Blog by: Layla Nahavandi

As most of us already know, the American criminal justice system is extremely

flawed. Incorrect and excessive convictions are all too common, and what convicts can do after serving their time is restricted as well. Not to mention the disgusting issue of police brutality and

how we fail to bring it’s victims justice. However, in this post I’ll be focusing more so on the connection of incarceration to homelessness.

Homelessness can be both a cause and consequence of incarceration. Charges like

loitering, sleeping in public, or squatting on private property can, and have, led to homeless

people being incarcerated. This, when we examine the large homeless population in America,

leads to the number of those incarcerated inflating at a rapid pace. Even if those charges only led to fines, homeless peoples may very well not be able to pay off said fines, leading to their

incarceration. When they serve their time and leave, they are now homeless and an ex-convict,

making it even harder for them to leave the situation they’ve been left in. The stigma against

ex-convicts, specifically in America, has made it incredibly difficult for ex-convicts to find work.

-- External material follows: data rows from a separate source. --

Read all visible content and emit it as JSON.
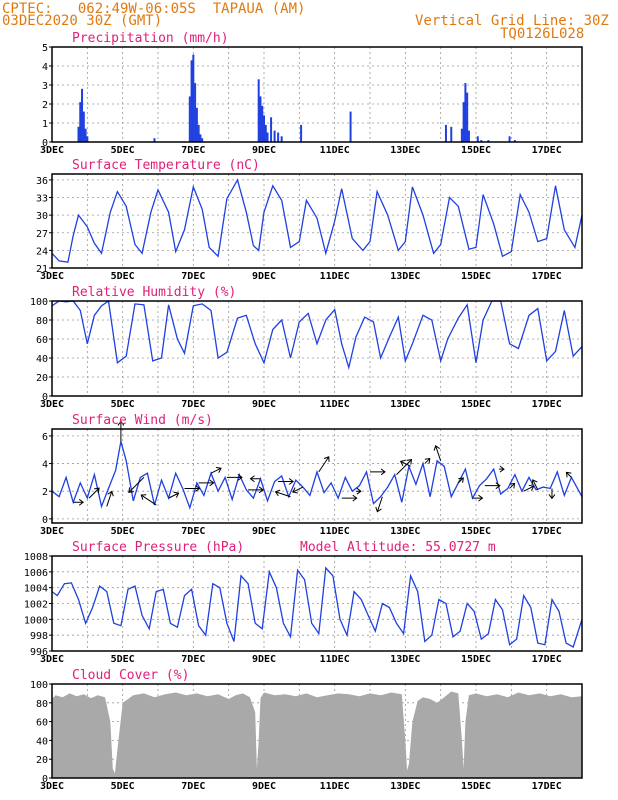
{
  "header": {
    "line1": "CPTEC:   062:49W-06:05S  TAPAUA (AM)",
    "line2": "03DEC2020 30Z (GMT)",
    "grid_note": "Vertical Grid Line: 30Z",
    "code": "TQ0126L028"
  },
  "colors": {
    "header": "#e07a10",
    "title": "#e0207a",
    "series": "#2040e0",
    "cloud": "#a9a9a9",
    "grid": "#999999"
  },
  "chart_data": [
    {
      "type": "bar",
      "title": "Precipitation (mm/h)",
      "x_range": [
        3,
        18
      ],
      "x_ticks": [
        "3DEC",
        "5DEC",
        "7DEC",
        "9DEC",
        "11DEC",
        "13DEC",
        "15DEC",
        "17DEC"
      ],
      "ylim": [
        0,
        5
      ],
      "y_ticks": [
        "0",
        "1",
        "2",
        "3",
        "4",
        "5"
      ],
      "x": [
        3.75,
        3.8,
        3.85,
        3.9,
        3.95,
        4.0,
        5.9,
        6.9,
        6.95,
        7.0,
        7.05,
        7.1,
        7.15,
        7.2,
        7.25,
        8.85,
        8.9,
        8.95,
        9.0,
        9.05,
        9.1,
        9.2,
        9.3,
        9.4,
        9.5,
        10.05,
        11.45,
        14.15,
        14.3,
        14.6,
        14.65,
        14.7,
        14.75,
        14.8,
        15.05,
        15.15,
        15.35,
        15.95,
        16.1
      ],
      "values": [
        0.8,
        2.1,
        2.8,
        1.6,
        0.7,
        0.3,
        0.2,
        2.4,
        4.3,
        4.6,
        3.1,
        1.8,
        0.9,
        0.4,
        0.2,
        3.3,
        2.4,
        1.9,
        1.4,
        0.9,
        0.5,
        1.3,
        0.6,
        0.5,
        0.3,
        0.9,
        1.6,
        0.9,
        0.8,
        0.7,
        2.1,
        3.1,
        2.6,
        0.6,
        0.3,
        0.1,
        0.1,
        0.3,
        0.1
      ]
    },
    {
      "type": "line",
      "title": "Surface Temperature (nC)",
      "x_range": [
        3,
        18
      ],
      "x_ticks": [
        "3DEC",
        "5DEC",
        "7DEC",
        "9DEC",
        "11DEC",
        "13DEC",
        "15DEC",
        "17DEC"
      ],
      "ylim": [
        21,
        37
      ],
      "y_ticks": [
        "21",
        "24",
        "27",
        "30",
        "33",
        "36"
      ],
      "x": [
        3.0,
        3.2,
        3.45,
        3.6,
        3.75,
        4.0,
        4.2,
        4.4,
        4.65,
        4.85,
        5.1,
        5.35,
        5.55,
        5.8,
        6.0,
        6.3,
        6.5,
        6.75,
        7.0,
        7.25,
        7.45,
        7.7,
        7.95,
        8.25,
        8.5,
        8.7,
        8.85,
        9.0,
        9.25,
        9.5,
        9.75,
        10.0,
        10.2,
        10.5,
        10.75,
        11.0,
        11.2,
        11.5,
        11.8,
        12.0,
        12.2,
        12.5,
        12.8,
        13.0,
        13.2,
        13.5,
        13.8,
        14.0,
        14.25,
        14.5,
        14.8,
        15.0,
        15.2,
        15.5,
        15.75,
        16.0,
        16.25,
        16.5,
        16.75,
        17.0,
        17.25,
        17.5,
        17.8,
        18.0
      ],
      "values": [
        23.5,
        22.2,
        22.0,
        26.5,
        30.0,
        28.0,
        25.2,
        23.5,
        30.5,
        34.0,
        31.5,
        25.0,
        23.5,
        30.5,
        34.3,
        30.5,
        23.8,
        27.5,
        34.8,
        31.0,
        24.5,
        23.0,
        32.8,
        36.0,
        30.5,
        24.8,
        24.0,
        30.5,
        35.0,
        32.5,
        24.5,
        25.5,
        32.5,
        29.5,
        23.5,
        29.0,
        34.5,
        26.0,
        24.0,
        25.5,
        34.0,
        30.0,
        24.0,
        25.5,
        34.8,
        30.0,
        23.5,
        25.0,
        33.0,
        31.5,
        24.2,
        24.5,
        33.5,
        28.5,
        23.0,
        23.8,
        33.5,
        30.5,
        25.5,
        26.0,
        35.0,
        27.5,
        24.5,
        30.0
      ]
    },
    {
      "type": "line",
      "title": "Relative Humidity (%)",
      "x_range": [
        3,
        18
      ],
      "x_ticks": [
        "3DEC",
        "5DEC",
        "7DEC",
        "9DEC",
        "11DEC",
        "13DEC",
        "15DEC",
        "17DEC"
      ],
      "ylim": [
        0,
        100
      ],
      "y_ticks": [
        "0",
        "20",
        "40",
        "60",
        "80",
        "100"
      ],
      "x": [
        3.0,
        3.2,
        3.4,
        3.6,
        3.8,
        4.0,
        4.2,
        4.4,
        4.6,
        4.85,
        5.1,
        5.35,
        5.6,
        5.85,
        6.1,
        6.3,
        6.55,
        6.75,
        7.0,
        7.25,
        7.5,
        7.7,
        7.95,
        8.25,
        8.5,
        8.75,
        9.0,
        9.25,
        9.5,
        9.75,
        10.0,
        10.25,
        10.5,
        10.75,
        11.0,
        11.2,
        11.4,
        11.6,
        11.85,
        12.1,
        12.3,
        12.55,
        12.8,
        13.0,
        13.2,
        13.5,
        13.75,
        14.0,
        14.2,
        14.5,
        14.75,
        15.0,
        15.2,
        15.45,
        15.7,
        15.95,
        16.2,
        16.5,
        16.75,
        17.0,
        17.25,
        17.5,
        17.75,
        18.0
      ],
      "values": [
        95,
        100,
        99,
        100,
        90,
        55,
        85,
        95,
        100,
        35,
        42,
        97,
        96,
        37,
        40,
        96,
        60,
        45,
        95,
        97,
        90,
        40,
        46,
        82,
        85,
        55,
        35,
        70,
        80,
        40,
        78,
        87,
        55,
        80,
        91,
        55,
        30,
        62,
        83,
        78,
        40,
        62,
        83,
        37,
        55,
        85,
        80,
        37,
        60,
        82,
        96,
        35,
        80,
        100,
        100,
        55,
        50,
        85,
        92,
        37,
        47,
        90,
        42,
        52
      ]
    },
    {
      "type": "line",
      "title": "Surface Wind (m/s)",
      "x_range": [
        3,
        18
      ],
      "x_ticks": [
        "3DEC",
        "5DEC",
        "7DEC",
        "9DEC",
        "11DEC",
        "13DEC",
        "15DEC",
        "17DEC"
      ],
      "ylim": [
        -0.3,
        6.5
      ],
      "y_ticks": [
        "0",
        "2",
        "4",
        "6"
      ],
      "x": [
        3.0,
        3.2,
        3.4,
        3.6,
        3.8,
        4.0,
        4.2,
        4.4,
        4.6,
        4.8,
        4.95,
        5.1,
        5.3,
        5.5,
        5.7,
        5.9,
        6.1,
        6.3,
        6.5,
        6.7,
        6.9,
        7.1,
        7.3,
        7.5,
        7.7,
        7.9,
        8.1,
        8.3,
        8.5,
        8.7,
        8.9,
        9.1,
        9.3,
        9.5,
        9.7,
        9.9,
        10.1,
        10.3,
        10.5,
        10.7,
        10.9,
        11.1,
        11.3,
        11.5,
        11.7,
        11.9,
        12.1,
        12.3,
        12.5,
        12.7,
        12.9,
        13.1,
        13.3,
        13.5,
        13.7,
        13.9,
        14.1,
        14.3,
        14.5,
        14.7,
        14.9,
        15.1,
        15.3,
        15.5,
        15.7,
        15.9,
        16.1,
        16.3,
        16.5,
        16.7,
        16.9,
        17.1,
        17.3,
        17.5,
        17.7,
        18.0
      ],
      "values": [
        2.0,
        1.6,
        3.0,
        1.2,
        2.6,
        1.5,
        3.2,
        0.9,
        2.2,
        3.5,
        5.6,
        4.2,
        1.3,
        3.0,
        3.3,
        1.0,
        2.8,
        1.5,
        3.3,
        2.2,
        0.8,
        2.6,
        1.7,
        3.3,
        2.0,
        3.0,
        1.4,
        3.2,
        2.1,
        1.5,
        2.9,
        1.3,
        2.7,
        3.1,
        1.6,
        2.8,
        2.3,
        1.7,
        3.4,
        1.9,
        2.6,
        1.5,
        3.0,
        2.0,
        2.4,
        3.4,
        1.1,
        1.6,
        2.3,
        3.2,
        1.2,
        3.8,
        2.5,
        4.0,
        1.6,
        4.2,
        3.8,
        1.6,
        2.6,
        3.6,
        1.5,
        2.4,
        2.9,
        3.6,
        1.8,
        2.2,
        3.2,
        2.0,
        3.0,
        2.1,
        2.3,
        2.2,
        3.4,
        1.7,
        3.0,
        1.6
      ],
      "arrows": [
        {
          "x": 3.6,
          "u": 2,
          "v": 0
        },
        {
          "x": 4.05,
          "u": 2,
          "v": 2
        },
        {
          "x": 4.55,
          "u": 1,
          "v": 3
        },
        {
          "x": 4.95,
          "u": 0,
          "v": 4
        },
        {
          "x": 5.6,
          "u": -3,
          "v": -3
        },
        {
          "x": 5.95,
          "u": -3,
          "v": 2
        },
        {
          "x": 6.3,
          "u": 2,
          "v": 1
        },
        {
          "x": 6.75,
          "u": 3,
          "v": 0
        },
        {
          "x": 7.15,
          "u": 3,
          "v": 0
        },
        {
          "x": 7.5,
          "u": 2,
          "v": 1
        },
        {
          "x": 7.95,
          "u": 3,
          "v": 0
        },
        {
          "x": 8.55,
          "u": 3,
          "v": 0
        },
        {
          "x": 8.9,
          "u": -2,
          "v": 0
        },
        {
          "x": 9.4,
          "u": 3,
          "v": 0
        },
        {
          "x": 9.75,
          "u": -3,
          "v": 1
        },
        {
          "x": 10.1,
          "u": -2,
          "v": -1
        },
        {
          "x": 10.55,
          "u": 2,
          "v": 3
        },
        {
          "x": 11.2,
          "u": 3,
          "v": 0
        },
        {
          "x": 11.6,
          "u": 1,
          "v": 0
        },
        {
          "x": 12.0,
          "u": 3,
          "v": 0
        },
        {
          "x": 12.35,
          "u": -1,
          "v": -3
        },
        {
          "x": 12.75,
          "u": 3,
          "v": 3
        },
        {
          "x": 13.15,
          "u": -2,
          "v": 1
        },
        {
          "x": 13.55,
          "u": 1,
          "v": 1
        },
        {
          "x": 14.0,
          "u": -1,
          "v": 3
        },
        {
          "x": 14.5,
          "u": 1,
          "v": 1
        },
        {
          "x": 14.9,
          "u": 2,
          "v": 0
        },
        {
          "x": 15.25,
          "u": 3,
          "v": 0
        },
        {
          "x": 15.65,
          "u": 1,
          "v": 0
        },
        {
          "x": 15.95,
          "u": 1,
          "v": 1
        },
        {
          "x": 16.35,
          "u": 2,
          "v": 1
        },
        {
          "x": 16.75,
          "u": -1,
          "v": 2
        },
        {
          "x": 17.15,
          "u": 0,
          "v": -2
        },
        {
          "x": 17.7,
          "u": -1,
          "v": 1
        }
      ]
    },
    {
      "type": "line",
      "title": "Surface Pressure (hPa)",
      "annotation": "Model Altitude: 55.0727 m",
      "x_range": [
        3,
        18
      ],
      "x_ticks": [
        "3DEC",
        "5DEC",
        "7DEC",
        "9DEC",
        "11DEC",
        "13DEC",
        "15DEC",
        "17DEC"
      ],
      "ylim": [
        996,
        1008
      ],
      "y_ticks": [
        "996",
        "998",
        "1000",
        "1002",
        "1004",
        "1006",
        "1008"
      ],
      "x": [
        3.0,
        3.15,
        3.35,
        3.55,
        3.75,
        3.95,
        4.15,
        4.35,
        4.55,
        4.75,
        4.95,
        5.15,
        5.35,
        5.55,
        5.75,
        5.95,
        6.15,
        6.35,
        6.55,
        6.75,
        6.95,
        7.15,
        7.35,
        7.55,
        7.75,
        7.95,
        8.15,
        8.35,
        8.55,
        8.75,
        8.95,
        9.15,
        9.35,
        9.55,
        9.75,
        9.95,
        10.15,
        10.35,
        10.55,
        10.75,
        10.95,
        11.15,
        11.35,
        11.55,
        11.75,
        11.95,
        12.15,
        12.35,
        12.55,
        12.75,
        12.95,
        13.15,
        13.35,
        13.55,
        13.75,
        13.95,
        14.15,
        14.35,
        14.55,
        14.75,
        14.95,
        15.15,
        15.35,
        15.55,
        15.75,
        15.95,
        16.15,
        16.35,
        16.55,
        16.75,
        16.95,
        17.15,
        17.35,
        17.55,
        17.75,
        18.0
      ],
      "values": [
        1003.5,
        1003.0,
        1004.5,
        1004.6,
        1002.5,
        999.5,
        1001.5,
        1004.2,
        1003.5,
        999.5,
        999.2,
        1003.8,
        1004.2,
        1000.5,
        998.8,
        1003.5,
        1003.8,
        999.5,
        999.0,
        1003.0,
        1003.8,
        999.2,
        998.0,
        1004.5,
        1004.0,
        999.5,
        997.2,
        1005.5,
        1004.5,
        999.5,
        998.8,
        1006.0,
        1004.0,
        999.5,
        997.8,
        1006.2,
        1005.0,
        999.5,
        998.2,
        1006.5,
        1005.5,
        1000.0,
        998.0,
        1003.5,
        1002.5,
        1000.5,
        998.5,
        1002.0,
        1001.5,
        999.5,
        998.2,
        1005.5,
        1003.5,
        997.2,
        998.0,
        1002.5,
        1002.0,
        997.8,
        998.5,
        1002.0,
        1001.0,
        997.5,
        998.2,
        1002.5,
        1001.2,
        996.8,
        997.5,
        1003.0,
        1001.5,
        997.0,
        996.8,
        1002.5,
        1001.0,
        997.0,
        996.5,
        1000.0
      ]
    },
    {
      "type": "area",
      "title": "Cloud Cover (%)",
      "x_range": [
        3,
        18
      ],
      "x_ticks": [
        "3DEC",
        "5DEC",
        "7DEC",
        "9DEC",
        "11DEC",
        "13DEC",
        "15DEC",
        "17DEC"
      ],
      "ylim": [
        0,
        100
      ],
      "y_ticks": [
        "0",
        "20",
        "40",
        "60",
        "80",
        "100"
      ],
      "x": [
        3.0,
        3.1,
        3.3,
        3.5,
        3.7,
        3.9,
        4.1,
        4.3,
        4.5,
        4.65,
        4.72,
        4.78,
        4.85,
        5.0,
        5.3,
        5.6,
        5.9,
        6.2,
        6.5,
        6.8,
        7.1,
        7.4,
        7.7,
        8.0,
        8.2,
        8.4,
        8.6,
        8.75,
        8.8,
        8.85,
        8.9,
        9.0,
        9.3,
        9.6,
        9.9,
        10.2,
        10.5,
        10.8,
        11.1,
        11.4,
        11.7,
        12.0,
        12.3,
        12.6,
        12.9,
        13.0,
        13.05,
        13.1,
        13.2,
        13.35,
        13.5,
        13.7,
        13.9,
        14.1,
        14.3,
        14.5,
        14.6,
        14.65,
        14.7,
        14.8,
        15.0,
        15.3,
        15.6,
        15.9,
        16.2,
        16.5,
        16.8,
        17.1,
        17.4,
        17.7,
        18.0
      ],
      "values": [
        84,
        88,
        86,
        90,
        87,
        89,
        85,
        88,
        86,
        60,
        10,
        5,
        30,
        80,
        88,
        90,
        86,
        89,
        91,
        88,
        90,
        87,
        89,
        84,
        88,
        90,
        86,
        70,
        10,
        40,
        85,
        91,
        88,
        89,
        87,
        90,
        86,
        88,
        90,
        89,
        87,
        90,
        88,
        91,
        89,
        40,
        8,
        15,
        60,
        82,
        86,
        84,
        80,
        86,
        92,
        90,
        40,
        10,
        60,
        88,
        90,
        87,
        89,
        86,
        91,
        88,
        90,
        87,
        89,
        86,
        87
      ]
    }
  ]
}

A lot of times, even if someone fits all the criteria, a criminal background would set them back

by a milestone. It’s not only absolutely ridiculous, but it only contributes to our inflating

homeless population.

In another situation, let’s say someone with a good life prior to incarceration had served

their sentence and was now free. A lot of times, when people leave incarceration, their support

system and belongings are lost due to the amount of time spent behind bars. A lot of people enter incarceration with a healthy life and leave with it in shambles. It’s another reason why the

homeless ex-convict population is so high.

Those that are homeless with a criminal background are actually expected to be homeless

for a longer amount of time, due to stigma and legalities that bar them from certain jobs or

finding stable housing. The numbers of those incarcerated aren’t small either. America is failing

this marginalized group, just as it’s failing the homeless population in general. Ex-cons have

served their time, and deserve to be treated as normal people. When we bar them from voting,

allow them to be openly discriminated against, and do nothing when job opportunities are

unrightfully taken away from them, we fail them. There need to be laws that protect ex-con

rights, especially those that committed non-violent crimes. We need to start treating them like

people. In order to solve the homelessness crisis, these marginalized groups need to be helped.